Mahmood Jaffer, director of public relations for Az-Zahraa Islamic Centre on No. 5 Road, also referenced how the two communities reached out to each other in the aftermath of the massacres in Pittsburgh, Quebec and New Zealand.
“We’ve been doing some work in building relationships with the Jewish community,” he told the Richmond News.
“Our religious leaders have been talking about getting together more formally and we landed on (the fasting event).
“We were looking for things in our faith with similarities and fasting is one of them. And it’s an opportune time for us with our fasting (Ramadan) just coming up.”
Jaffer said he’s been to Beth Tikvah a couple of times, including post-Pittsburgh, when a large congregation attended from his centre.
“That went a long way in terms of showing our support.”
He said it’s important to reach out beyond their own community and “share our faith outside.”
“This is an opportunity to do that and, at the same time, learn more about each other’s faiths. There is lots to be learned.

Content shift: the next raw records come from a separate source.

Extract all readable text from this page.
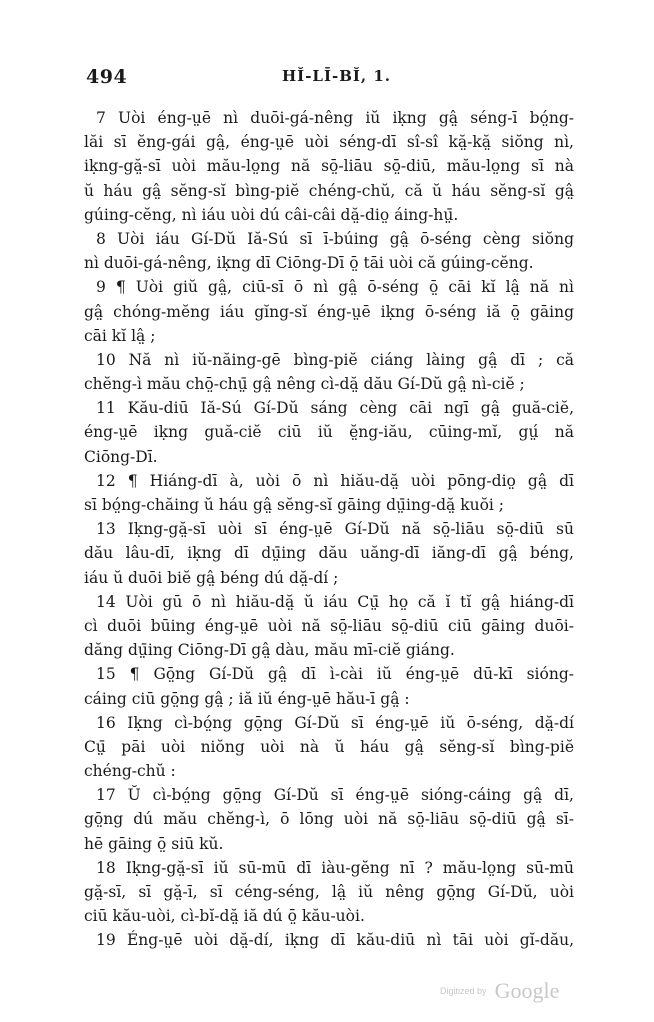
494	HĬ-LĪ-BĬ, 1.
7 Uòi éng-ṳē nì duōi-gá-nêng iŭ iḳng gâ̤ séng-ī bó̤ng-
lăi sī ĕng-gái gâ̤, éng-ṳē uòi séng-dī sî-sî kă̤-kă̤ siŏng nì,
iḳng-gă̤-sī uòi mău-lo̤ng nă sō̤-liāu sō̤-diū, mău-lo̤ng sī nà
ŭ háu gâ̤ sĕng-sĭ bìng-piĕ chéng-chŭ, că ŭ háu sĕng-sĭ gâ̤
gúing-cĕng, nì iáu uòi dú câi-câi dă̤-dio̤ áing-hṳ̄.
8 Uòi iáu Gí-Dŭ Iă-Sú sī ī-búing gâ̤ ō-séng cèng siŏng
nì duōi-gá-nêng, iḳng dī Ciōng-Dī ō̤ tāi uòi că gúing-cĕng.
9 ¶ Uòi giŭ gâ̤, ciū-sī ō nì gâ̤ ō-séng ō̤ cāi kĭ lâ̤ nă nì
gâ̤ chóng-mĕng iáu gĭng-sĭ éng-ṳē iḳng ō-séng iă ō̤ gāing
cāi kĭ lâ̤ ;
10 Nă nì iŭ-năing-gē bìng-piĕ ciáng làing gâ̤ dī ; că
chĕng-ì mău chō̤-chṳ̄ gâ̤ nêng cì-dă̤ dău Gí-Dŭ gâ̤ nì-ciĕ ;
11 Kău-diū Iă-Sú Gí-Dŭ sáng cèng cāi ngī gâ̤ guă-ciĕ,
éng-ṳē iḳng guă-ciĕ ciū iŭ ĕ̤ng-iău, cūing-mĭ, gṳ́ nă
Ciōng-Dī.
12 ¶ Hiáng-dī à, uòi ō nì hiău-dă̤ uòi pōng-dio̤ gâ̤ dī
sī bó̤ng-chăing ŭ háu gâ̤ sĕng-sĭ gāing dṳ̄ing-dă̤ kuŏi ;
13 Iḳng-gă̤-sī uòi sī éng-ṳē Gí-Dŭ nă sō̤-liāu sō̤-diū sū
dău lâu-dī, iḳng dī dṳ̄ing dău uăng-dī iăng-dī gâ̤ béng,
iáu ŭ duōi biĕ gâ̤ béng dú dă̤-dí ;
14 Uòi gū ō nì hiău-dă̤ ŭ iáu Cṳ̄ ho̤ că ĭ tĭ gâ̤ hiáng-dī
cì duōi būing éng-ṳē uòi nă sō̤-liāu sō̤-diū ciū gāing duōi-
dăng dṳ̄ing Ciōng-Dī gâ̤ dàu, mău mī-ciĕ giáng.
15 ¶ Gō̤ng Gí-Dŭ gâ̤ dī ì-cài iŭ éng-ṳē dū-kī sióng-
cáing ciū gō̤ng gâ̤ ; iă iŭ éng-ṳē hău-ī gâ̤ :
16 Iḳng cì-bó̤ng gō̤ng Gí-Dŭ sī éng-ṳē iŭ ō-séng, dă̤-dí
Cṳ̄ pāi uòi niŏng uòi nà ŭ háu gâ̤ sĕng-sĭ bìng-piĕ
chéng-chŭ :
17 Ŭ cì-bó̤ng gō̤ng Gí-Dŭ sī éng-ṳē sióng-cáing gâ̤ dī,
gō̤ng dú mău chĕng-ì, ō lōng uòi nă sō̤-liāu sō̤-diū gâ̤ sī-
hē gāing ō̤ siū kŭ.
18 Iḳng-gă̤-sī iŭ sū-mū dī iàu-gĕng nī ? mău-lo̤ng sū-mū
gă̤-sī, sī gă̤-ī, sī céng-séng, lâ̤ iŭ nêng gō̤ng Gí-Dŭ, uòi
ciū kău-uòi, cì-bĭ-dă̤ iă dú ō̤ kău-uòi.
19 Éng-ṳē uòi dă̤-dí, iḳng dī kău-diū nì tāi uòi gĭ-dău,
Digitized by Google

“People can consume their interpretation of faith from the media, or they can go find out for themselves. Much more can be achieved with face-to-face interactions.”
On April 28, “The Spiritual Foundations of Fasting” will be moderated by Rabbi Jonathan Infeld, of the Vancouver-based co-hosts, Congregation Beth Israel.
Panelists include Dr. Syed Nasir Zaidi, a local Islam scholar, Rubin, Sukaina Jaffer, vice-principal of the Az-Zahraa Academy and Ben Lubinizki, Prince of Wales secondary school teacher and member of the Congregation Beth Israel.